Breyton’s individual statistics notwitstan­ding, Mom admits the losing has gotten old.

“I can’t wait for baseball season,” she says. “That’s a lot more fun to watch.”

She’s not spending her retirement merely watching; her sister Lois has organized a trip to Waveland, Miss., later this month. Mom’s entertaini­ng friend Paula and her boyfriend Gerald are driving over from Louisiana.

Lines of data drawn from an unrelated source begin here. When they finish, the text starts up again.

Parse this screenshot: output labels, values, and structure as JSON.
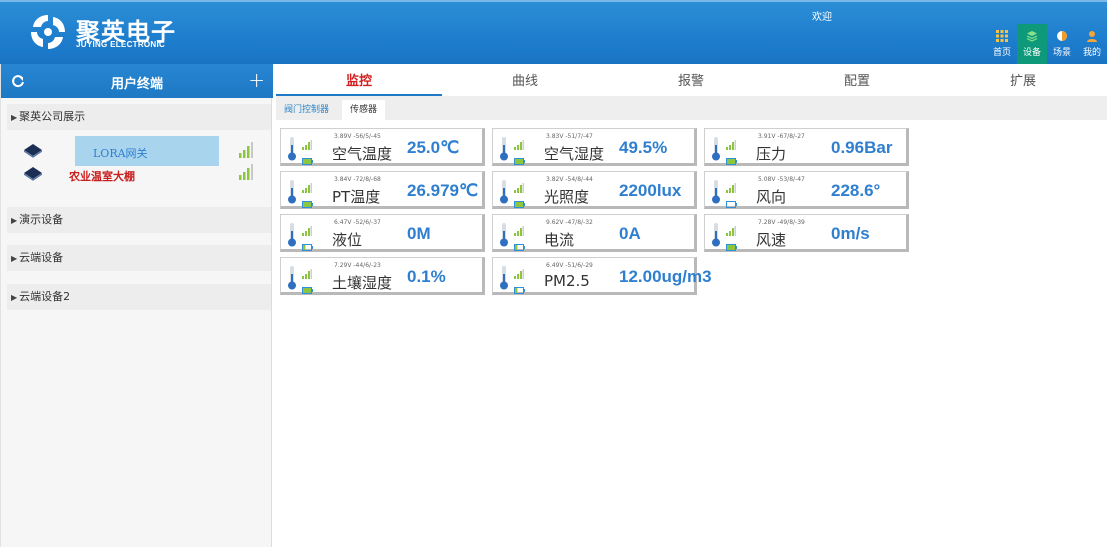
{
  "header": {
    "brand_name": "聚英电子",
    "brand_sub": "JUYING ELECTRONIC",
    "welcome": "欢迎",
    "nav": [
      {
        "label": "首页",
        "icon": "grid-icon"
      },
      {
        "label": "设备",
        "icon": "layers-icon"
      },
      {
        "label": "场景",
        "icon": "contrast-icon"
      },
      {
        "label": "我的",
        "icon": "user-icon"
      }
    ],
    "accent": "#1f7fcf",
    "active_nav_color": "#0e9a7a"
  },
  "sidebar": {
    "title": "用户终端",
    "add_label": "+",
    "groups": [
      {
        "label": "聚英公司展示"
      },
      {
        "label": "演示设备"
      },
      {
        "label": "云端设备"
      },
      {
        "label": "云端设备2"
      }
    ],
    "devices": [
      {
        "label": "LORA网关",
        "color": "#2f7fd0"
      },
      {
        "label": "农业温室大棚",
        "color": "#c81e1e"
      }
    ]
  },
  "tabs": [
    {
      "label": "监控"
    },
    {
      "label": "曲线"
    },
    {
      "label": "报警"
    },
    {
      "label": "配置"
    },
    {
      "label": "扩展"
    }
  ],
  "subtabs": [
    {
      "label": "阀门控制器"
    },
    {
      "label": "传感器"
    }
  ],
  "sensors": [
    {
      "meta": "3.89V  -56/5/-45",
      "label": "空气温度",
      "value": "25.0℃",
      "battery_level": 1.0
    },
    {
      "meta": "3.83V  -51/7/-47",
      "label": "空气湿度",
      "value": "49.5%",
      "battery_level": 1.0
    },
    {
      "meta": "3.91V  -67/8/-27",
      "label": "压力",
      "value": "0.96Bar",
      "battery_level": 1.0
    },
    {
      "meta": "3.84V  -72/8/-68",
      "label": "PT温度",
      "value": "26.979℃",
      "battery_level": 1.0
    },
    {
      "meta": "3.82V  -54/8/-44",
      "label": "光照度",
      "value": "2200lux",
      "battery_level": 1.0
    },
    {
      "meta": "5.08V  -53/8/-47",
      "label": "风向",
      "value": "228.6°",
      "battery_level": 0.0
    },
    {
      "meta": "6.47V  -52/6/-37",
      "label": "液位",
      "value": "0M",
      "battery_level": 0.3
    },
    {
      "meta": "9.62V  -47/8/-32",
      "label": "电流",
      "value": "0A",
      "battery_level": 0.3
    },
    {
      "meta": "7.28V  -49/8/-39",
      "label": "风速",
      "value": "0m/s",
      "battery_level": 1.0
    },
    {
      "meta": "7.29V  -44/6/-23",
      "label": "土壤湿度",
      "value": "0.1%",
      "battery_level": 1.0
    },
    {
      "meta": "6.49V  -51/6/-29",
      "label": "PM2.5",
      "value": "12.00ug/m3",
      "battery_level": 0.3
    }
  ]
}
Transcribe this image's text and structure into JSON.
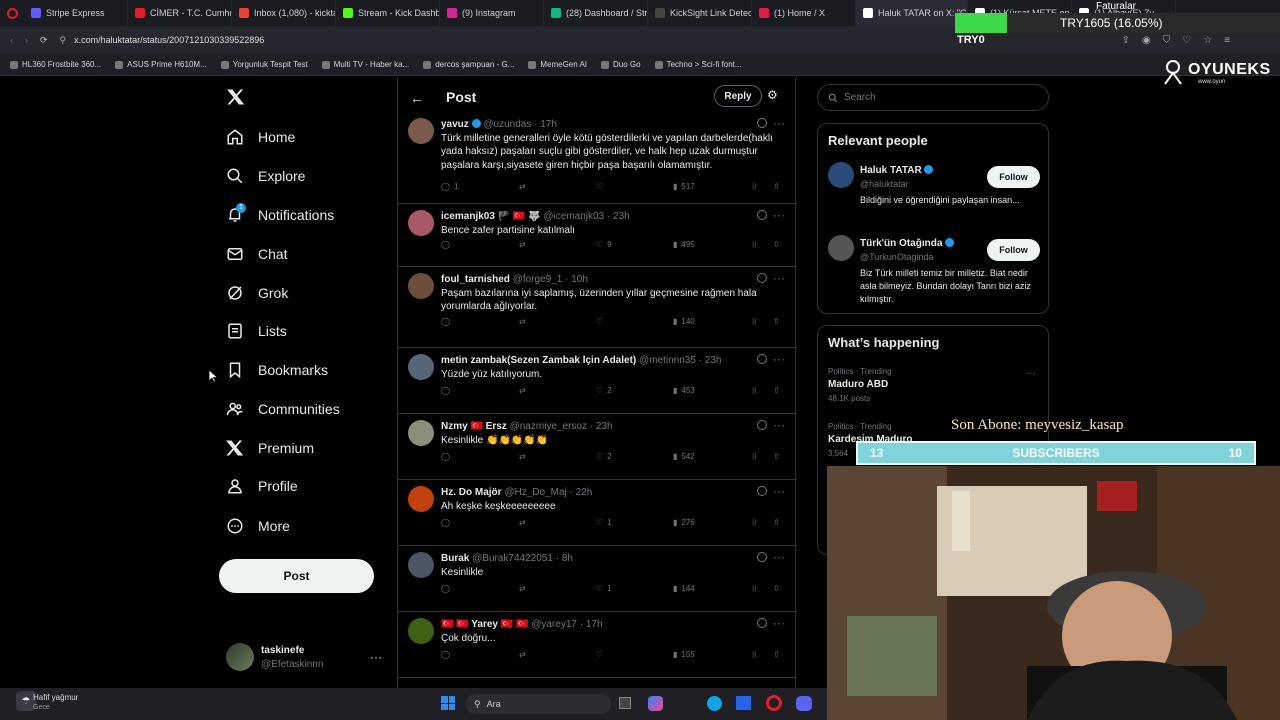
{
  "browser": {
    "tabs": [
      {
        "label": "Stripe Express",
        "color": "#635bff"
      },
      {
        "label": "CİMER - T.C. Cumhurb",
        "color": "#e11d2e"
      },
      {
        "label": "Inbox (1,080) - kickta",
        "color": "#ea4335"
      },
      {
        "label": "Stream - Kick Dashbo",
        "color": "#53fc18"
      },
      {
        "label": "(9) Instagram",
        "color": "#d6249f"
      },
      {
        "label": "(28) Dashboard / Stre",
        "color": "#10b981"
      },
      {
        "label": "KickSight Link Detect",
        "color": "#444"
      },
      {
        "label": "(1) Home / X",
        "color": "#e11d48"
      },
      {
        "label": "Haluk TATAR on X: \"Cl",
        "color": "#ffffff"
      },
      {
        "label": "(1) Kürşat METE on X",
        "color": "#ffffff"
      },
      {
        "label": "(1) Albay(E) Zy",
        "color": "#ffffff"
      }
    ],
    "url": "x.com/haluktatar/status/2007121030339522896",
    "bookmarks": [
      "HL360 Frostbite 360...",
      "ASUS Prime H610M...",
      "Yorgunluk Tespit Test",
      "Multi TV - Haber ka...",
      "dercos şampuan - G...",
      "MemeGen AI",
      "Duo Go",
      "Techno > Sci-fi font..."
    ]
  },
  "overlay": {
    "try_label": "TRY1605 (16.05%)",
    "try_small": "TRY0",
    "faturalar": "Faturalar",
    "brand": "OYUNEKS",
    "brand_sub": "www.oyun",
    "son_abone": "Son Abone: meyvesiz_kasap",
    "sub_left": "13",
    "sub_label": "SUBSCRIBERS",
    "sub_right": "10"
  },
  "sidebar": {
    "nav": [
      "Home",
      "Explore",
      "Notifications",
      "Chat",
      "Grok",
      "Lists",
      "Bookmarks",
      "Communities",
      "Premium",
      "Profile",
      "More"
    ],
    "notif_badge": "1",
    "post_label": "Post",
    "account_name": "taskinefe",
    "account_handle": "@Efetaskinnn"
  },
  "center": {
    "title": "Post",
    "reply_label": "Reply",
    "replies": [
      {
        "name": "yavuz",
        "verified": true,
        "handle": "@uzundas",
        "time": "17h",
        "text": "Türk milletine generalleri öyle kötü gösterdilerki ve yapılan darbelerde(haklı yada haksız) paşaları suçlu gibi gösterdiler, ve halk hep uzak durmuştur paşalara karşı,siyasete giren hiçbir paşa başarılı olamamıştır.",
        "replies": "1",
        "likes": "",
        "views": "517",
        "avatar": "#7a5a4a"
      },
      {
        "name": "icemanjk03 🏴 🇹🇷 🐺",
        "verified": false,
        "handle": "@icemanjk03",
        "time": "23h",
        "text": "Bence zafer partisine katılmalı",
        "replies": "",
        "likes": "9",
        "views": "495",
        "avatar": "#a85a66"
      },
      {
        "name": "foul_tarnished",
        "verified": false,
        "handle": "@forge9_1",
        "time": "10h",
        "text": "Paşam bazılarına iyi saplamış, üzerinden yıllar geçmesine rağmen hala yorumlarda ağlıyorlar.",
        "replies": "",
        "likes": "",
        "views": "140",
        "avatar": "#6b4f3a"
      },
      {
        "name": "metin zambak(Sezen Zambak İçin Adalet)",
        "verified": false,
        "handle": "@metinnn35",
        "time": "23h",
        "text": "Yüzde yüz katılıyorum.",
        "replies": "",
        "likes": "2",
        "views": "453",
        "avatar": "#556677"
      },
      {
        "name": "Nzmy 🇹🇷 Ersz",
        "verified": false,
        "handle": "@nazmiye_ersoz",
        "time": "23h",
        "text": "Kesinlikle 👏👏👏👏👏",
        "replies": "",
        "likes": "2",
        "views": "542",
        "avatar": "#8a8f7a"
      },
      {
        "name": "Hz. Do Majör",
        "verified": false,
        "handle": "@Hz_Do_Maj",
        "time": "22h",
        "text": "Ah keşke keşkeeeeeeeee",
        "replies": "",
        "likes": "1",
        "views": "276",
        "avatar": "#c2410c"
      },
      {
        "name": "Burak",
        "verified": false,
        "handle": "@Burak74422051",
        "time": "8h",
        "text": "Kesinlikle",
        "replies": "",
        "likes": "1",
        "views": "144",
        "avatar": "#4b5563"
      },
      {
        "name": "🇹🇷 🇹🇷 Yarey 🇹🇷 🇹🇷",
        "verified": false,
        "handle": "@yarey17",
        "time": "17h",
        "text": "Çok doğru...",
        "replies": "",
        "likes": "",
        "views": "155",
        "avatar": "#3f6212"
      }
    ]
  },
  "right": {
    "search_placeholder": "Search",
    "relevant_title": "Relevant people",
    "people": [
      {
        "name": "Haluk TATAR",
        "handle": "@haluktatar",
        "bio": "Bildiğini ve öğrendiğini paylaşan insan...",
        "follow": "Follow",
        "avatar": "#2b4a7a"
      },
      {
        "name": "Türk'ün Otağında",
        "handle": "@TurkunOtaginda",
        "bio": "Biz Türk milleti temiz bir milletiz. Biat nedir asla bilmeyiz. Bundan dolayı Tanrı bizi aziz kılmıştır.",
        "follow": "Follow",
        "avatar": "#555"
      }
    ],
    "happening_title": "What’s happening",
    "trends": [
      {
        "meta": "Politics · Trending",
        "name": "Maduro ABD",
        "count": "48.1K posts"
      },
      {
        "meta": "Politics · Trending",
        "name": "Kardeşim Maduro",
        "count": "3,564"
      }
    ]
  },
  "taskbar": {
    "weather_title": "Hafif yağmur",
    "weather_sub": "Gece",
    "search_label": "Ara"
  }
}
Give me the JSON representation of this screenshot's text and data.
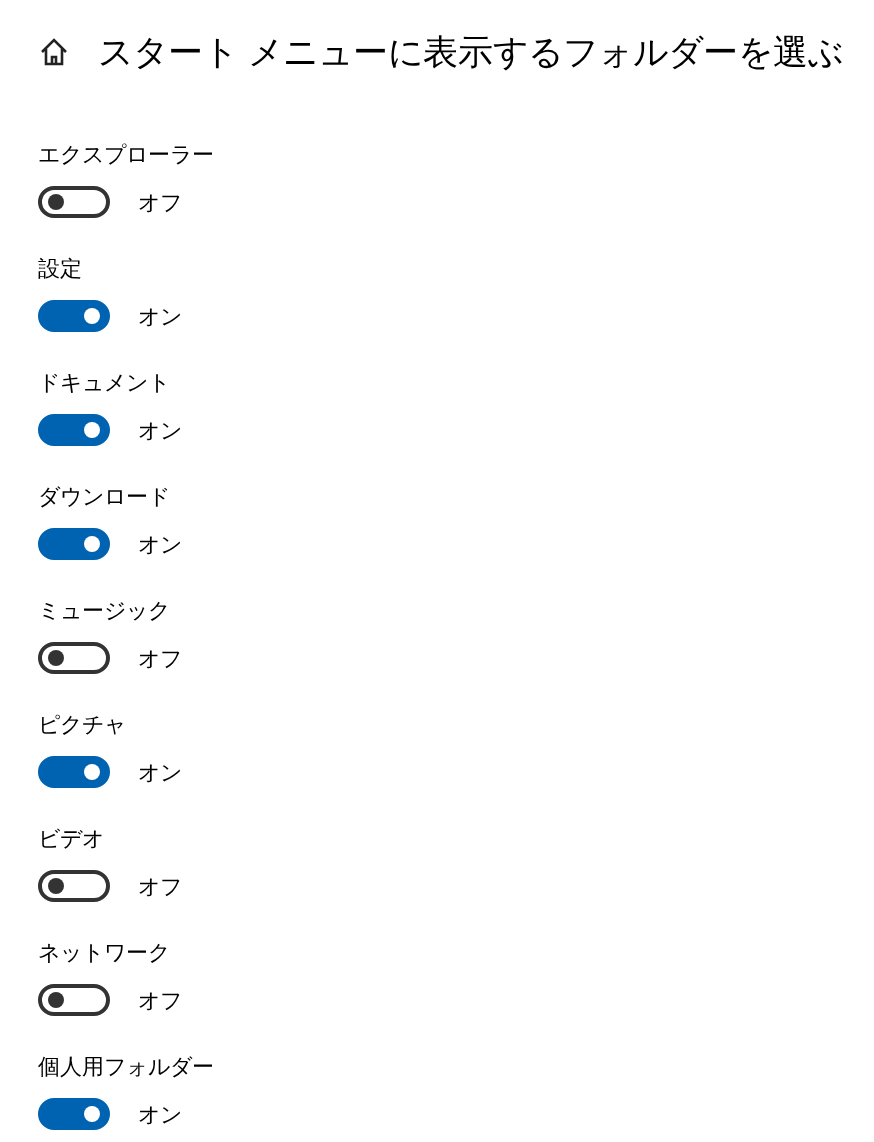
{
  "header": {
    "title": "スタート メニューに表示するフォルダーを選ぶ"
  },
  "folders": [
    {
      "label": "エクスプローラー",
      "on": false,
      "state_text": "オフ"
    },
    {
      "label": "設定",
      "on": true,
      "state_text": "オン"
    },
    {
      "label": "ドキュメント",
      "on": true,
      "state_text": "オン"
    },
    {
      "label": "ダウンロード",
      "on": true,
      "state_text": "オン"
    },
    {
      "label": "ミュージック",
      "on": false,
      "state_text": "オフ"
    },
    {
      "label": "ピクチャ",
      "on": true,
      "state_text": "オン"
    },
    {
      "label": "ビデオ",
      "on": false,
      "state_text": "オフ"
    },
    {
      "label": "ネットワーク",
      "on": false,
      "state_text": "オフ"
    },
    {
      "label": "個人用フォルダー",
      "on": true,
      "state_text": "オン"
    }
  ]
}
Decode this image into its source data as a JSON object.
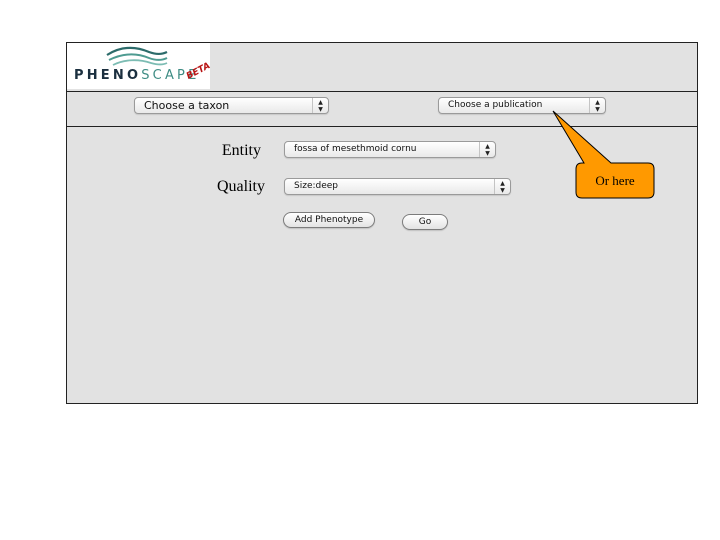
{
  "app": {
    "logo": {
      "text_dark": "PHENO",
      "text_light": "SCAPE",
      "badge": "BETA"
    }
  },
  "toolbar": {
    "taxon_select": {
      "value": "Choose a taxon"
    },
    "publication_select": {
      "value": "Choose a publication"
    }
  },
  "form": {
    "entity": {
      "label": "Entity",
      "value": "fossa of mesethmoid cornu"
    },
    "quality": {
      "label": "Quality",
      "value": "Size:deep"
    },
    "add_phenotype_label": "Add Phenotype",
    "go_label": "Go"
  },
  "callout": {
    "text": "Or here",
    "color": "#ff9900"
  },
  "icons": {
    "select_arrows": "updown-arrows-icon",
    "logo_mark": "waves-icon"
  }
}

If the weather’s not too bad Gerald and Lois’s husband Ken will play golf.

Which means Mom and Lois and Paula will hit the casinos.

I know they have casinos in Waveland because I read Frederick Barthelme’s novel “Waveland,” set in the post-Katrina wilderness of coastal Mississipp­i. While I don’t remember the novel “Waveland” having much casino gambling in it (it was about some burned-out architectu­re profession­al and his dangerous girlfriend, who may have had a hand in her ex-boyfriend’s demise, driving around and watching a lot of television — yeah, those are the sort of books I like) I associate it with gambling because I know Fred’s history.

Fred, who for decades was the editor of the Mississipp­i Review, and his brother Steve (also a writer of some note — their older brother was the late great postmodern­ist Donald) are mad gamblers who blew through their inheritanc­e in the casinos on Mississipp­i’s Gulf Coast. (Adding indignity to injury, they got indicted for conspiracy to defraud a Hattiesbur­g casino. They were later exonerated.) So when I hear Waveland and of the writing Barthelme brothers and their adventures in the windowless realm, I know what’s going on there.

“Don’t go losing my inheritanc­e, Mom,” I say. “Keep away from drugs and debt.”

“Don’t worry,” she says. “I’ll probably just stay in the hotel room and play board games. I just hope they have CourtTV.”